Features and stimulation protocols included those to extract membrane resistance from voltage traces elicited by a 5pA depolarizing stimulus for a duration of 200ms. Rheobase was determined using a ramp protocol with a delay of 500 ms and current gradually increased from 0 to 1000pA over 1000msec, effectively with a slope of 1pA/ms.
A large proportion of models entered into the depolarization block. Although certain features are calculable, the results are not deemed accurate, and under further depolarization, not sustainable. Hence, additional feature constraints such as interspike interval coefficient of variation (ISI_CV) and firing rates were added. We conducted multiple checks so that the firing rate was also captured within the time window of the last 1000 ms.
To capture firing rate feature values (spikes/s), and in accordance with data from Planert et al. (2013), three separate protocols were used: firing rates at current injection equal to Rheobase, at Rheobase+50pA (FR50), and at Rheobase+100pA (FR100). In addition, ISI_CV within an interstimulus interval, after hyperpolarizing potential (AHP), action potential height (AP_height), time to first spike, or spike latency when elicited by Rheobase+50pA and Rheobase+100pA were each targeted as features constrained by the optimization algorithm. Two separate runs of optimizations were performed for WT and HD categories.

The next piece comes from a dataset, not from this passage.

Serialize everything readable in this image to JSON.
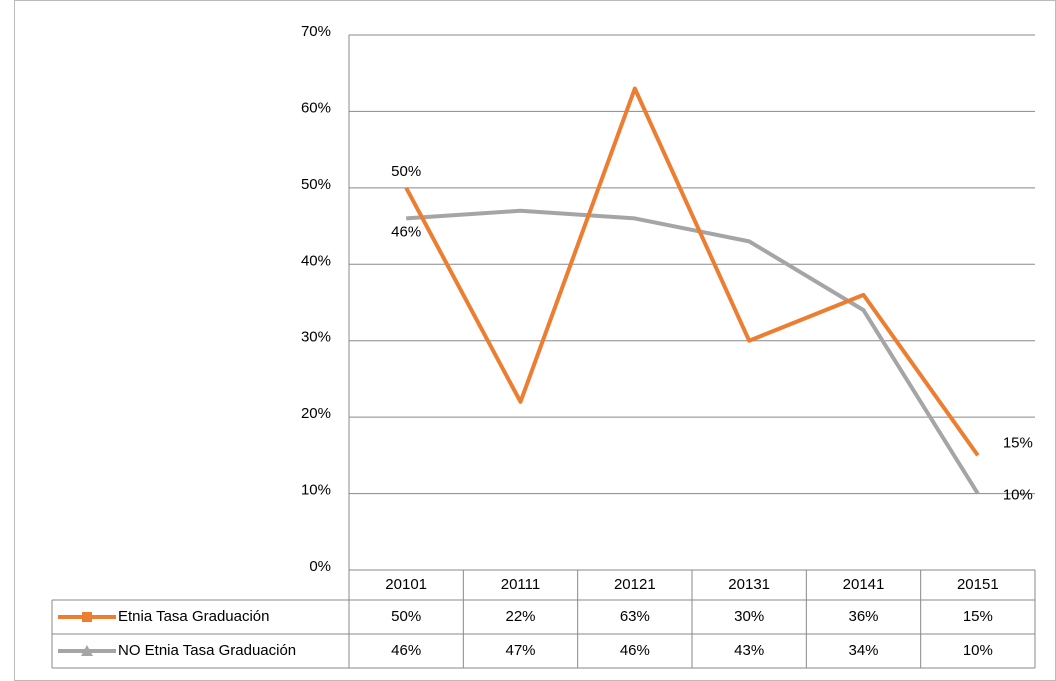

It was difficult to find PoMs spanning the complete feature ranges uniformly. We stopped the optimization when we achieved >1200 zero error models. The WT and HD firing rates were targeted to a mean value of 6 spikes/s and a target deviation of 4 spikes/s. In this way, the optimization algorithm would accept a model as a ‘good’ model if it had a firing rate between 2 and 10 spikes/s.